Douze jours après l'Ordre judiciaire vaudois, c'est le Ministère public qui tenait lundi sa conférence de presse annuelle, avec le même constat d'un système sous pression. L'an dernier, le nombre de nouvelles affaires s'est élevé à un niveau record de 22'830 dossiers, en hausse de 0,4% par rapport à 2024.

Cette augmentation peut paraître modérée, mais le procureur général Eric Kaltenrieder a évoqué "un faux plat trompeur". Et pour cause, le stock des dossiers en cours n'en finit plus de progresser (+10,5%) et s'affichait, au 31 décembre 2024, à 12'152. Le Ministère public n'est plus en mesure de clore autant d'enquêtes qu'il n'en ouvre, a résumé le procureur général.

Malgré des effectifs en hausse, "les moyens demeurent insuffisants" pour gérer des affaires de plus en plus nombreuses et complexes, a-t-il relevé, rappelant qu'il ne s'agissait pas que d'une problématique vaudoise mais nationale.

Médiation

Pour améliorer la situation, "tout ne passera pas par les effectifs", a-t-il reconnu. Le Parquet étudie ainsi plusieurs pistes, à l'image de la médiation pénale. Déjà pratiquée à Genève, Neuchâtel ou Fribourg, et en matière civile dans le canton de Vaud, elle vise à régler des conflits hors procédure pénale.

L'idée consiste à "désengorger" le système, sachant que la tendance actuelle est souvent "de porter le moindre conflit devant les autorités pénales", a expliqué le procureur général adjoint Anton Rüsch. La mise en oeuvre est attendue d'ici fin 2026. "Quelques dizaines d'affaires", notamment lors de "conflits très ancrés", pourraient ainsi être "externalisées" et traitées par une équipe de médiateurs, a-t-il précisé.

Parmi les autres projets en cours, celui des Pôles de compétences pour les violences domestiques ainsi que pour la criminalité économique et informatique arrive au terme d'une phase pilote. Ces Pôles ont démontré leur utilité en matière de formation, coordination ou soutien: l'idée consiste à les pérenniser, a annoncé l'autre procureur général adjoint, Laurent Maye.

Sécurité

Il a également été décidé de pérenniser de nouvelles mesures de sécurité sur les cinq sites du Ministère public, là aussi après une période de test. Un agent est désormais présent sur chaque site et procède à des fouilles.

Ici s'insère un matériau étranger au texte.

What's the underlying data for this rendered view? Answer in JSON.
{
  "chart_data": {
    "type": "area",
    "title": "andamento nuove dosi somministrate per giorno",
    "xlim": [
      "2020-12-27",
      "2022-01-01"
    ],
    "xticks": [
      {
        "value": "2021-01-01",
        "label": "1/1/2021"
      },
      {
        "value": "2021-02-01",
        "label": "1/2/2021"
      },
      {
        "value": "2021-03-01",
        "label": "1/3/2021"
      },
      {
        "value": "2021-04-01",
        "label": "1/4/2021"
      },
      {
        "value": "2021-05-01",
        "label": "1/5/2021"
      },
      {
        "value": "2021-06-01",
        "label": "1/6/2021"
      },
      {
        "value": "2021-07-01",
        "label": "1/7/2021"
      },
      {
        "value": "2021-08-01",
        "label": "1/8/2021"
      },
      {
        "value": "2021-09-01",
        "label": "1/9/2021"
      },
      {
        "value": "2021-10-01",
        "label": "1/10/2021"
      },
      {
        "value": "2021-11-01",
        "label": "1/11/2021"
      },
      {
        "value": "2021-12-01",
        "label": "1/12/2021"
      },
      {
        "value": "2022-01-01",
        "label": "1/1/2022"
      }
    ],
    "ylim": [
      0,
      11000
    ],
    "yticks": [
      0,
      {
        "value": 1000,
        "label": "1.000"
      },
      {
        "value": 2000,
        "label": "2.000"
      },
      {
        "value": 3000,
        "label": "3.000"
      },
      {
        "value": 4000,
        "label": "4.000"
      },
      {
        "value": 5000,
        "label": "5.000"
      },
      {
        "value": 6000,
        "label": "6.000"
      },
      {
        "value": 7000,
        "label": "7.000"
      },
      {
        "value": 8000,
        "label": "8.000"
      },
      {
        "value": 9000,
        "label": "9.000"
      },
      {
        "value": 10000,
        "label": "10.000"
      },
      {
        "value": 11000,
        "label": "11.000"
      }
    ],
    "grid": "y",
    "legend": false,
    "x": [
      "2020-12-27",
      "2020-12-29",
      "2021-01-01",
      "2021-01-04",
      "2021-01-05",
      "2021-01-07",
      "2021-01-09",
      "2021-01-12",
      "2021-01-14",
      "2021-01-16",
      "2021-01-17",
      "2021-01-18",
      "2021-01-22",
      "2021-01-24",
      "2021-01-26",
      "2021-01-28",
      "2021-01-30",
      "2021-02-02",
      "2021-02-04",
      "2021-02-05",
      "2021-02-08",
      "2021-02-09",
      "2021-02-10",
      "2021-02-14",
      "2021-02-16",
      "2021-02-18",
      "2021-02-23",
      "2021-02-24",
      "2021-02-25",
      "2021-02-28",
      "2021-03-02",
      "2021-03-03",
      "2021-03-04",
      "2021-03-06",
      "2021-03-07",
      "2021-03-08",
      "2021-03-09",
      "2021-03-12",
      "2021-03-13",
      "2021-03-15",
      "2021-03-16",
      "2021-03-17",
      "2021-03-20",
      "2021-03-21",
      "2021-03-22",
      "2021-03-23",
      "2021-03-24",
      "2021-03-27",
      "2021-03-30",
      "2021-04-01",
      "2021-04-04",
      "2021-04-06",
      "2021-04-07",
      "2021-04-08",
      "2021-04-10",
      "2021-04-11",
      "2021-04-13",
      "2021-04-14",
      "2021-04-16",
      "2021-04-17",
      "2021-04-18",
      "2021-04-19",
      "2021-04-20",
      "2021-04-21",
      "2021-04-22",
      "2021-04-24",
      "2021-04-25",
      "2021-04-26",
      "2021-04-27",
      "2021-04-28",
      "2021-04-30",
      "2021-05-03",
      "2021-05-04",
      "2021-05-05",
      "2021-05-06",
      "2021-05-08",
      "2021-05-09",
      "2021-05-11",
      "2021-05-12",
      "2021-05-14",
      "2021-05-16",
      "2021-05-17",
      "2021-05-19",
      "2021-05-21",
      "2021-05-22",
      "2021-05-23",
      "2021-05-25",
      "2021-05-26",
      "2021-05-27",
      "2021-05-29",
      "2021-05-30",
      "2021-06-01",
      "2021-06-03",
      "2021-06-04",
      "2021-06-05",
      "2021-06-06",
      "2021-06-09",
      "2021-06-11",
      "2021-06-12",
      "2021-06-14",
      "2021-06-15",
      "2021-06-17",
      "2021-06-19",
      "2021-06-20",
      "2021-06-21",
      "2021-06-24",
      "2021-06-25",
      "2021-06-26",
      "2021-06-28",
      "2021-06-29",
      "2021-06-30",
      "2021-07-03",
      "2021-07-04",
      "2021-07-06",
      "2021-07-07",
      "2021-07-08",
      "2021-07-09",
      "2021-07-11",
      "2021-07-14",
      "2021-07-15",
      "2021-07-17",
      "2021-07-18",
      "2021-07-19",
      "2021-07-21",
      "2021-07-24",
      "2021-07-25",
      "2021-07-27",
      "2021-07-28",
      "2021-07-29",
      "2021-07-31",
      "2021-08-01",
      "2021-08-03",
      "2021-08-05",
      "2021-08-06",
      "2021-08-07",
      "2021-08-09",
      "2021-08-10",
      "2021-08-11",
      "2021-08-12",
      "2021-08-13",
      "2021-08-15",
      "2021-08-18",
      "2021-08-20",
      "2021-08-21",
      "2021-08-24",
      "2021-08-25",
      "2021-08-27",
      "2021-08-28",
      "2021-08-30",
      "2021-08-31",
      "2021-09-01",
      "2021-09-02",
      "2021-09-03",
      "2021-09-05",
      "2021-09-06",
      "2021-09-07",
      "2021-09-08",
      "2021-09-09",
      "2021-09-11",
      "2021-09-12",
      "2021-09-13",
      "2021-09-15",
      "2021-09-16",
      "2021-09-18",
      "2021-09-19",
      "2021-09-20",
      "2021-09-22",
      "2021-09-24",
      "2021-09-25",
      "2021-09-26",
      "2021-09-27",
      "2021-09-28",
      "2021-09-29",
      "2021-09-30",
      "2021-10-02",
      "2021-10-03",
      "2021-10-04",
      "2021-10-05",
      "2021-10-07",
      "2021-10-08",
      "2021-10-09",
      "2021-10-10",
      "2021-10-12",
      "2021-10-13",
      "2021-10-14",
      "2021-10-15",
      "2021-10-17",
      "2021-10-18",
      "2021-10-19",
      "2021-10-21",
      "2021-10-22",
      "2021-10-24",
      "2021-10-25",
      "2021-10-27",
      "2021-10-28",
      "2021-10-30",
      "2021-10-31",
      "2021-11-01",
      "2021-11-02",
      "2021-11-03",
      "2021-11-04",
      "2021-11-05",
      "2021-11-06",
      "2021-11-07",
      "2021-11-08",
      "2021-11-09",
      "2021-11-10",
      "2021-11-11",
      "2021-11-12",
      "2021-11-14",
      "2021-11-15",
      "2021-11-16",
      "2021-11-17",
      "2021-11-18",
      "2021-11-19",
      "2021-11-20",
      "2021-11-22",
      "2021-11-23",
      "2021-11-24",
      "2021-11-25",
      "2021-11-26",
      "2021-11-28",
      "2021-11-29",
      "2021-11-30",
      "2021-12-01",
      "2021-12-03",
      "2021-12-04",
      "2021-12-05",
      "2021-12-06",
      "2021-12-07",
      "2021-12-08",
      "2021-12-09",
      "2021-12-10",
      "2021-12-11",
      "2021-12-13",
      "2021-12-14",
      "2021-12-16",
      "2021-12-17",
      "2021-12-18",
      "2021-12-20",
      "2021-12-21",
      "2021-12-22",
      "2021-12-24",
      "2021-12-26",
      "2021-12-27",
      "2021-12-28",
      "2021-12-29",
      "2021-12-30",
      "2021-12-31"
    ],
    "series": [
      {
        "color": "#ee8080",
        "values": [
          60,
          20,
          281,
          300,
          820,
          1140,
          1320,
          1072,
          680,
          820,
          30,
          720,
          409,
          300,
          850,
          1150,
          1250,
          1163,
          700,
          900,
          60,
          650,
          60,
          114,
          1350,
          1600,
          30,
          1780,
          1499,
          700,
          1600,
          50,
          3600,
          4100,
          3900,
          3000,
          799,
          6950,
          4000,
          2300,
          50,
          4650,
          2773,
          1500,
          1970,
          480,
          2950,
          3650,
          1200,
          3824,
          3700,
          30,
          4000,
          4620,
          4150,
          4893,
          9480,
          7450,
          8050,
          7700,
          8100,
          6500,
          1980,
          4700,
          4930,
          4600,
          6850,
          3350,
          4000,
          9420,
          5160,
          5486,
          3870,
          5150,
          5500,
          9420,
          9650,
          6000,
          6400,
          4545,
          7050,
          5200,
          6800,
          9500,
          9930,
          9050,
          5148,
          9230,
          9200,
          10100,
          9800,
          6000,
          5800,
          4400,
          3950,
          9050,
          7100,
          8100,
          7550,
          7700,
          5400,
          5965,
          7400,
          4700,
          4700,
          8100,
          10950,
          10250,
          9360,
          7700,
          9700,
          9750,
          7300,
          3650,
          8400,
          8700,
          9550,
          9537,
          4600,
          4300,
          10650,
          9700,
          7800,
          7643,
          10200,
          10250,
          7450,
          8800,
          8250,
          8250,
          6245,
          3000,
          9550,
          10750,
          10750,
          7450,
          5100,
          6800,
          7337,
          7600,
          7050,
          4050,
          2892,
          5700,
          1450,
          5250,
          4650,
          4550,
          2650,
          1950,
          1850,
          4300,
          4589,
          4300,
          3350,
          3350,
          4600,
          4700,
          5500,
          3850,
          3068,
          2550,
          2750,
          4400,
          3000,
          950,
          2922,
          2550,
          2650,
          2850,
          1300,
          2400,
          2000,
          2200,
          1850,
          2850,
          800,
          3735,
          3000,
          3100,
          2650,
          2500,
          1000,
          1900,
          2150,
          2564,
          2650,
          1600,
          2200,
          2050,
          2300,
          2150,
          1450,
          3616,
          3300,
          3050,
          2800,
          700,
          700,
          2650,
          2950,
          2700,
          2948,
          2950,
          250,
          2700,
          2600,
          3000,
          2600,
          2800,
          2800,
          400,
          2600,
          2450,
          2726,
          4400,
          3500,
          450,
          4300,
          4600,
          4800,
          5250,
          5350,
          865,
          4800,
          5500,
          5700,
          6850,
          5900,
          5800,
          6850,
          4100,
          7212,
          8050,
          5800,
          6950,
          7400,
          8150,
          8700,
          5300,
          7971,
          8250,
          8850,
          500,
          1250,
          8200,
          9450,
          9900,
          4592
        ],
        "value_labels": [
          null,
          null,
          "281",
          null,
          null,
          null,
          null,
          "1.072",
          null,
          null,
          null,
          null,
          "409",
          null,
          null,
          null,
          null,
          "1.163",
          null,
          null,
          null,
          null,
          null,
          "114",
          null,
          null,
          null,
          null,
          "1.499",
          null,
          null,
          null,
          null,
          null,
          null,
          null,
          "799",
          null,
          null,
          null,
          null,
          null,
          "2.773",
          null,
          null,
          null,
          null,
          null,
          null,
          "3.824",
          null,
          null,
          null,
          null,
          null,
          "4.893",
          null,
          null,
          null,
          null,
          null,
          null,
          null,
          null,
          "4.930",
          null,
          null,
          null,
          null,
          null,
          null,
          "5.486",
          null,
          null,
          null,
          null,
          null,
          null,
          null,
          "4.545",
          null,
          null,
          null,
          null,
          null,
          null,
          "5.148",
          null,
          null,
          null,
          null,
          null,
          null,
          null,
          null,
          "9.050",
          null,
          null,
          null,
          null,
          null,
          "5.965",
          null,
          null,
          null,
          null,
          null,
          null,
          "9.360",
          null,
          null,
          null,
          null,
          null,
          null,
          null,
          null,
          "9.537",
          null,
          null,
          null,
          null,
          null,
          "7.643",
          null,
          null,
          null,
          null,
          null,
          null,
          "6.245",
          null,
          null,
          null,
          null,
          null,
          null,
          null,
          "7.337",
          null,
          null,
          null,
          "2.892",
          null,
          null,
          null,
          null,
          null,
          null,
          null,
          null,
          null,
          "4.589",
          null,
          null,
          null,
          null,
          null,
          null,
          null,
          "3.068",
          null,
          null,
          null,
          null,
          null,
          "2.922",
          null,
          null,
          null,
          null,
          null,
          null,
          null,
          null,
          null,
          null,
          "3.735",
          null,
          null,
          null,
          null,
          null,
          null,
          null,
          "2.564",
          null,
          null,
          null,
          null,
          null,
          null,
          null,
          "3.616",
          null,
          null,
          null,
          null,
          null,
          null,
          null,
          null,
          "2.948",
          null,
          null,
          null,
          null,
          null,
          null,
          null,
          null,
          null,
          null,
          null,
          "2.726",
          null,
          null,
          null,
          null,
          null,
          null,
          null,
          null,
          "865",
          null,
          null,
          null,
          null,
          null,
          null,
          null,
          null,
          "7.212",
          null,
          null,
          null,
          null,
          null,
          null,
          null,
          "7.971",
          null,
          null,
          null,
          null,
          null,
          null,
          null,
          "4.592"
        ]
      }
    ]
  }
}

Il y avait une certaine urgence à agir, a souligné Anton Rüsch, évoquant notamment des agressions verbales ou des personnes "agitées" lors d'auditions. Il a précisé que les fouilles des derniers mois avaient permis de trouver "plusieurs dizaines" d'objets potentiellement dangereux, surtout des couteaux et sprays au poivre.